Come confermato dalla stessa RedHat,
in queste ore è stata scoperta una pericolosa vulnerabilità nella Bash
portando alla luce un problema che esisteva da molto tempo e che sino ad
oggi non era mai stato reso pubblico. “Si tratta di un bug più grave di Heartbleed“,
ha dichiarato Robert Graham di Errata Security riferendosi alla
vulnerabilità di sicurezza presente in alcune versioni di OpenSSL che in
passato ha permesso la sottrazione di informazioni e dati sensibili.
La lacuna di sicurezza individuata nella Bash è stata battezzata “Bash bug” o “Shellshock“: un
aggressore remoto può sfruttarla per eseguire comandi attraverso la
shell facendo leva su delle variabili create ad arte e contenenti il
codice malevolo. Stando a quanto riferito, infatti, nella
maggior parte delle configurazioni, la vulnerabilità è sfruttabile
attraverso la rete.
Nel caso in cui la Bash fosse configurata,
sul sistema, come shell predefinita, un aggressore remoto può riuscire
ad attaccare la macchina semplicemente modificando le intestazioni della
richiesta web trasmessa.
Secondo il NIST statunitense, la falla di sicurezza scoperta nella Bash di UNIX/Linux sarebbe estremamente critica (10 punti in una scala da uno a dieci).
Chi
gestisce server web ha già a disposizione le patch per risolvere la
lacuna di sicurezza: le distribuzione sulle quali il problema può essere
già risolto sono RedHat Linux Enterprise (dalla versione 4 alla
versione 7), Fedora, CentOS (dalla versione 5 alla versione 7), Ubuntu
10.04 LTS, 12.04 LTS e 14.04 LTS e Debian.
Per verificare se il proprio server è affetto o meno dal problema, si può digitare – dalla shell – quanto segue:
env X=”() { :;} ; echo shellshock” /bin/sh -c “echo completed”
env X=”() { :;} ; echo shellshock” ‘which bash’ -c “echo completed”

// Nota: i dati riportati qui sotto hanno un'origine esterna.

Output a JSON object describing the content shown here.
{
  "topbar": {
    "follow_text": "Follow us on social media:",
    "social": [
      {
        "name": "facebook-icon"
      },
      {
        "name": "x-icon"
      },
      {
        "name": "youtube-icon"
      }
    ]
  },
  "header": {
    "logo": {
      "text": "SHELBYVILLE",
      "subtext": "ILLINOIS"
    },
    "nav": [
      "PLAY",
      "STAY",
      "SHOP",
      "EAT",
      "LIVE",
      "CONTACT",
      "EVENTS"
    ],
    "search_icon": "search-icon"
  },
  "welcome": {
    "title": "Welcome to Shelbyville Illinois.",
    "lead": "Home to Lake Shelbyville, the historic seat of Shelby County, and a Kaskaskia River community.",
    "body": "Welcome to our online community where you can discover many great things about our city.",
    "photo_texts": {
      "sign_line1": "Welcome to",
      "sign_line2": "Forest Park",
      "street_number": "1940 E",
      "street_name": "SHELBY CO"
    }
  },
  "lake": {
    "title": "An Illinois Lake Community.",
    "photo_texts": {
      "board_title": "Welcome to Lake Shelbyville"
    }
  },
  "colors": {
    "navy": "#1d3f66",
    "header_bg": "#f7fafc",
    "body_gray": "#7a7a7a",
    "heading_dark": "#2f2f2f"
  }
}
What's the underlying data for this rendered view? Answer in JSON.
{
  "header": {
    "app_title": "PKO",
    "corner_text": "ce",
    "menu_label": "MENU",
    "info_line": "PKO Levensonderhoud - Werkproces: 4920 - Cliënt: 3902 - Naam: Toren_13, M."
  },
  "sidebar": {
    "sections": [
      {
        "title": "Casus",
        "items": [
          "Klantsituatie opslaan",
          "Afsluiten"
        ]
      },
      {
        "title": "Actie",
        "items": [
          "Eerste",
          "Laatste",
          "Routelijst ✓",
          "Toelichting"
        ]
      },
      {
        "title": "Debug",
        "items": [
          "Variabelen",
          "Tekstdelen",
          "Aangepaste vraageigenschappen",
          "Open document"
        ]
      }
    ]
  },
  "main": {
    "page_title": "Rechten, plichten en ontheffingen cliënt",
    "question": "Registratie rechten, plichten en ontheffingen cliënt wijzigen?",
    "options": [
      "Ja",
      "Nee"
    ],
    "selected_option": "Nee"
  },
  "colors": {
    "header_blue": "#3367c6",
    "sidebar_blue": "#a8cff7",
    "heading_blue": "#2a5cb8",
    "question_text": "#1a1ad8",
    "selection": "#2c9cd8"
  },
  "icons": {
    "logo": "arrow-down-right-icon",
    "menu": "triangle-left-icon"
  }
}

Se si otterrà shellshock come output, significa che il sistema è affetto dalla vulnerabilità.
Secondo
Robert Graham, il bug è veramente pericoloso dal momento che molti
server potrebbero restare non aggiornati. Inoltre, la vulnerabilità
interessa anche la stragrande maggioranza dei dispositivi hardware
basati su kernel Linux ed amministrabili da remoto (compresi videocamere
e sistemi di sorveglianza, hard disk di rete, NAS,…).
I primissimi test svolti dallo stesso Graham hanno già ben evidenziato come il bug sia estremamente diffuso.